The difference is that while gambling has always been a thing on the sidelines, nowadays the whole market is gambling.
Best case scenario you win. Worst case scenario you’re no worse off than anyone else.
From that perspective I think it makes sense.
The issue is that investment is still chasing the oversized returns of the startup economy during ZIRP, all while the real world is coasting off what’s been built already.
There will be one day where all the real stuff starts crumbling at which point it will become rational to invest in real-world things again instead of speculation.
(writing this while playing at the roulette in a casino. Best case I get the entertainment value of winning and some money on the side, worst case my initial bet wouldn’t make a difference in my life at all. Investors are the same, but they’re playing with billions instead of hundreds)

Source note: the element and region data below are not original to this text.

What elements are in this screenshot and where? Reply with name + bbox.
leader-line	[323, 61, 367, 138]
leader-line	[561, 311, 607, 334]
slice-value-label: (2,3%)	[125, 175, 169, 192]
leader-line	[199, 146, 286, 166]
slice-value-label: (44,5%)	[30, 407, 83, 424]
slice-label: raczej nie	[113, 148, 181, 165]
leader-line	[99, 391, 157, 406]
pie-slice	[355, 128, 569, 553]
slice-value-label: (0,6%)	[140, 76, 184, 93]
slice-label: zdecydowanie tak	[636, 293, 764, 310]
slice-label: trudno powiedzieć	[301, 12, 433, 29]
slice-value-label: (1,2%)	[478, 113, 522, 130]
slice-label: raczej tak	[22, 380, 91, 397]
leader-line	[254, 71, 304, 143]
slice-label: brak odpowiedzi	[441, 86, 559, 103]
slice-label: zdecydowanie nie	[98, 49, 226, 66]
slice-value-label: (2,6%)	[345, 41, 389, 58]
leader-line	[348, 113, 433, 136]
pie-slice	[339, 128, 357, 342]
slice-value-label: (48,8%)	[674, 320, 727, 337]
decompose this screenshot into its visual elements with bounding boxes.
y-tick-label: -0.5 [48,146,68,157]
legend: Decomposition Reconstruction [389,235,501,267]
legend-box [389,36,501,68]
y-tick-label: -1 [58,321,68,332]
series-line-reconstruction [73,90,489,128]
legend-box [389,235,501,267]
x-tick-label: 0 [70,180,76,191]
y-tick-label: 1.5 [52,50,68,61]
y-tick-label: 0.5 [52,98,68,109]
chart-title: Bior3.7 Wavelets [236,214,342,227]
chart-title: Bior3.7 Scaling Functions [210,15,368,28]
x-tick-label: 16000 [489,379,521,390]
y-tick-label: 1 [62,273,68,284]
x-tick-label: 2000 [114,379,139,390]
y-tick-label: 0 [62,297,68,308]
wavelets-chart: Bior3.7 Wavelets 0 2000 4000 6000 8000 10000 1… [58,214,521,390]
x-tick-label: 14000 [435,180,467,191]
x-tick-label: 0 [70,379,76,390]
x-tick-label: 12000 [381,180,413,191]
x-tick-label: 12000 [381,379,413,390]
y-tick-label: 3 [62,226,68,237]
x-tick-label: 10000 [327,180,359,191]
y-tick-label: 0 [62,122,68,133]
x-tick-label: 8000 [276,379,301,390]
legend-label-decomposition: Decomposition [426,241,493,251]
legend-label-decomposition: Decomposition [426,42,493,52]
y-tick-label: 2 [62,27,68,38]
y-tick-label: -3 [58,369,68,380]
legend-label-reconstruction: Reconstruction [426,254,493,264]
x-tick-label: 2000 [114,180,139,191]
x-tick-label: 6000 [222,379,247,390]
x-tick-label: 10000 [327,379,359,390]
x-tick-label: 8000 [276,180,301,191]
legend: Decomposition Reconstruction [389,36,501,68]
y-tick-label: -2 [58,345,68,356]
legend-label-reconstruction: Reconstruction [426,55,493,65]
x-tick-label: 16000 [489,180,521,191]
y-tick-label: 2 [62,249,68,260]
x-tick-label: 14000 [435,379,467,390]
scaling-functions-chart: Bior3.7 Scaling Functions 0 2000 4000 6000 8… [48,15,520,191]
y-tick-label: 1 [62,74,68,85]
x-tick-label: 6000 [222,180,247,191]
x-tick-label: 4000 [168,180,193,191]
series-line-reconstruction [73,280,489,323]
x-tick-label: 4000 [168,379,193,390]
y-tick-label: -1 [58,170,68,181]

They'll say things like "we invest in people", which is true to some degree, being able to read people is roughly the only skill VCs actually need. You could probably put Sam Altman in any company on the planet and he'd grow the crap out of that company. But A16z would not give him ten billion to go grow Pepsi. This is the revealed preference intrinsic to venture; they'll say its about the people, but their choices are utterly predominated by the sector, because the sector is the predominate driver of the multiples.
"Not investing" is not an option for capital firms. Their limited partners gave them money and expect super-market returns. To those ends, there is no rationality to be found; there's just doing the best you can of a bad market. AI infrastructure investments have represented like half of all US GDP growth this year.
Your assumption is questionable. This is the biggest FOMO party in history.